GSMA Urges Nigerian Government to Cut Telecom Taxes to Boost Digital Economy

Lagos, Nigeria — The Global System for Mobile Communications Association (GSMA) has called on the Federal Government to reduce telecom taxes to stimulate investment and enhance Nigeria’s digital economy. Angela Wamola, Head of Sub-Saharan Africa at GSMA, highlighted the detrimental impact of Nigeria’s complex tax regime on the telecom sector’s growth and infrastructure development.

In a statement shared with The PUNCH on Wednesday, Wamola noted that the burdensome tax system is stifling the sector’s potential to invest in infrastructure and expand services. The rising operational costs, driven by increasing energy prices, and difficulties in accessing foreign currency for importing essential equipment, have compounded these challenges.

“These challenges are not unique to Nigeria; many African markets face similar issues. However, Nigeria’s complex and burdensome tax regime presents additional, country-specific obstacles that severely limit the sector’s potential,” Wamola explained.

The telecommunications sector in Nigeria has experienced a slowdown in growth and contribution to the country’s GDP in recent years. This decline is attributed to significant financial losses and deteriorating performance among telecom operators. In 2023, telecom companies in Nigeria paid approximately N2.4 trillion in taxes, according to a digital economy report from the GSMA.

Despite this significant contribution, the sector’s growth has been hampered by high operational costs, including the exorbitant right-of-way (RoW) charges for deploying infrastructure. RoW charges are fees paid by telecom operators for the use of land or property for infrastructure deployment, and they vary widely from state to state.

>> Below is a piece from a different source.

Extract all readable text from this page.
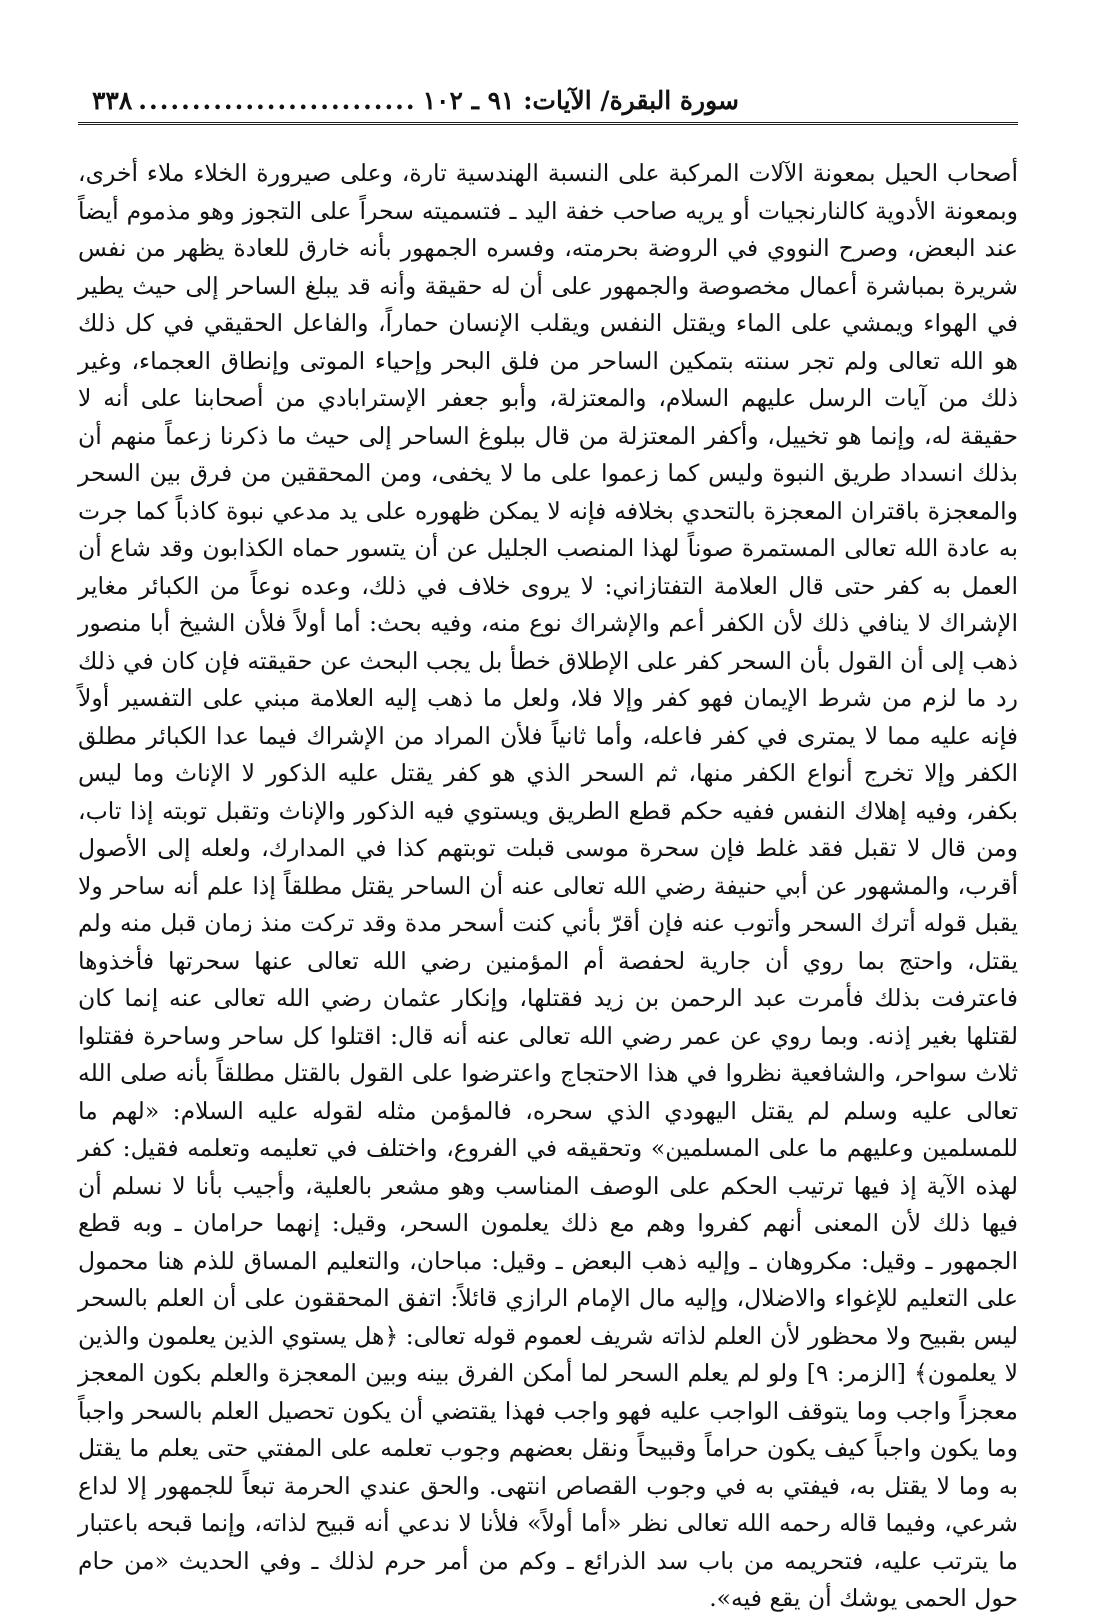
٣٣٨ .......................... سورة البقرة/ الآيات: ٩١ ـ ١٠٢

أصحاب الحيل بمعونة الآلات المركبة على النسبة الهندسية تارة، وعلى صيرورة الخلاء ملاء أخرى، وبمعونة الأدوية كالنارنجيات أو يريه صاحب خفة اليد ـ فتسميته سحراً على التجوز وهو مذموم أيضاً عند البعض، وصرح النووي في الروضة بحرمته، وفسره الجمهور بأنه خارق للعادة يظهر من نفس شريرة بمباشرة أعمال مخصوصة والجمهور على أن له حقيقة وأنه قد يبلغ الساحر إلى حيث يطير في الهواء ويمشي على الماء ويقتل النفس ويقلب الإنسان حماراً، والفاعل الحقيقي في كل ذلك هو الله تعالى ولم تجر سنته بتمكين الساحر من فلق البحر وإحياء الموتى وإنطاق العجماء، وغير ذلك من آيات الرسل عليهم السلام، والمعتزلة، وأبو جعفر الإسترابادي من أصحابنا على أنه لا حقيقة له، وإنما هو تخييل، وأكفر المعتزلة من قال ببلوغ الساحر إلى حيث ما ذكرنا زعماً منهم أن بذلك انسداد طريق النبوة وليس كما زعموا على ما لا يخفى، ومن المحققين من فرق بين السحر والمعجزة باقتران المعجزة بالتحدي بخلافه فإنه لا يمكن ظهوره على يد مدعي نبوة كاذباً كما جرت به عادة الله تعالى المستمرة صوناً لهذا المنصب الجليل عن أن يتسور حماه الكذابون وقد شاع أن العمل به كفر حتى قال العلامة التفتازاني: لا يروى خلاف في ذلك، وعده نوعاً من الكبائر مغاير الإشراك لا ينافي ذلك لأن الكفر أعم والإشراك نوع منه، وفيه بحث: أما أولاً فلأن الشيخ أبا منصور ذهب إلى أن القول بأن السحر كفر على الإطلاق خطأ بل يجب البحث عن حقيقته فإن كان في ذلك رد ما لزم من شرط الإيمان فهو كفر وإلا فلا، ولعل ما ذهب إليه العلامة مبني على التفسير أولاً فإنه عليه مما لا يمترى في كفر فاعله، وأما ثانياً فلأن المراد من الإشراك فيما عدا الكبائر مطلق الكفر وإلا تخرج أنواع الكفر منها، ثم السحر الذي هو كفر يقتل عليه الذكور لا الإناث وما ليس بكفر، وفيه إهلاك النفس ففيه حكم قطع الطريق ويستوي فيه الذكور والإناث وتقبل توبته إذا تاب، ومن قال لا تقبل فقد غلط فإن سحرة موسى قبلت توبتهم كذا في المدارك، ولعله إلى الأصول أقرب، والمشهور عن أبي حنيفة رضي الله تعالى عنه أن الساحر يقتل مطلقاً إذا علم أنه ساحر ولا يقبل قوله أترك السحر وأتوب عنه فإن أقرّ بأني كنت أسحر مدة وقد تركت منذ زمان قبل منه ولم يقتل، واحتج بما روي أن جارية لحفصة أم المؤمنين رضي الله تعالى عنها سحرتها فأخذوها فاعترفت بذلك فأمرت عبد الرحمن بن زيد فقتلها، وإنكار عثمان رضي الله تعالى عنه إنما كان لقتلها بغير إذنه. وبما روي عن عمر رضي الله تعالى عنه أنه قال: اقتلوا كل ساحر وساحرة فقتلوا ثلاث سواحر، والشافعية نظروا في هذا الاحتجاج واعترضوا على القول بالقتل مطلقاً بأنه صلى الله تعالى عليه وسلم لم يقتل اليهودي الذي سحره، فالمؤمن مثله لقوله عليه السلام: «لهم ما للمسلمين وعليهم ما على المسلمين» وتحقيقه في الفروع، واختلف في تعليمه وتعلمه فقيل: كفر لهذه الآية إذ فيها ترتيب الحكم على الوصف المناسب وهو مشعر بالعلية، وأجيب بأنا لا نسلم أن فيها ذلك لأن المعنى أنهم كفروا وهم مع ذلك يعلمون السحر، وقيل: إنهما حرامان ـ وبه قطع الجمهور ـ وقيل: مكروهان ـ وإليه ذهب البعض ـ وقيل: مباحان، والتعليم المساق للذم هنا محمول على التعليم للإغواء والاضلال، وإليه مال الإمام الرازي قائلاً: اتفق المحققون على أن العلم بالسحر ليس بقبيح ولا محظور لأن العلم لذاته شريف لعموم قوله تعالى: ﴿هل يستوي الذين يعلمون والذين لا يعلمون﴾ [الزمر: ٩] ولو لم يعلم السحر لما أمكن الفرق بينه وبين المعجزة والعلم بكون المعجز معجزاً واجب وما يتوقف الواجب عليه فهو واجب فهذا يقتضي أن يكون تحصيل العلم بالسحر واجباً وما يكون واجباً كيف يكون حراماً وقبيحاً ونقل بعضهم وجوب تعلمه على المفتي حتى يعلم ما يقتل به وما لا يقتل به، فيفتي به في وجوب القصاص انتهى. والحق عندي الحرمة تبعاً للجمهور إلا لداع شرعي، وفيما قاله رحمه الله تعالى نظر «أما أولاً» فلأنا لا ندعي أنه قبيح لذاته، وإنما قبحه باعتبار ما يترتب عليه، فتحريمه من باب سد الذرائع ـ وكم من أمر حرم لذلك ـ وفي الحديث «من حام حول الحمى يوشك أن يقع فيه».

Wamola lamented that although a 2020 agreement set the RoW charge at 145 naira per meter, many states have not adhered to this rate. This non-compliance has led to inflated costs for fiber optic installations, with charges ranging from 1 percent to 70 percent of the additional costs, depending on the state.

“If the agreed-upon rate of 145 naira per meter were uniformly applied, the cost of deploying fiber across the country could decrease by 15 percent, making it more feasible for operators to invest in expanding their networks,” Wamola said.

The GSMA official urged the government to streamline taxes, harmonize RoW charges, and reduce multiple levies to foster investment and enhance digital inclusion. She argued that reforming telecom taxes would benefit not only the sector but also contribute to economic growth, improve connectivity, and increase access to digital services for millions of Nigerians.

By addressing these issues, Nigeria could unlock the full potential of its telecom sector, paving the way for a more robust digital economy and better connectivity nationwide.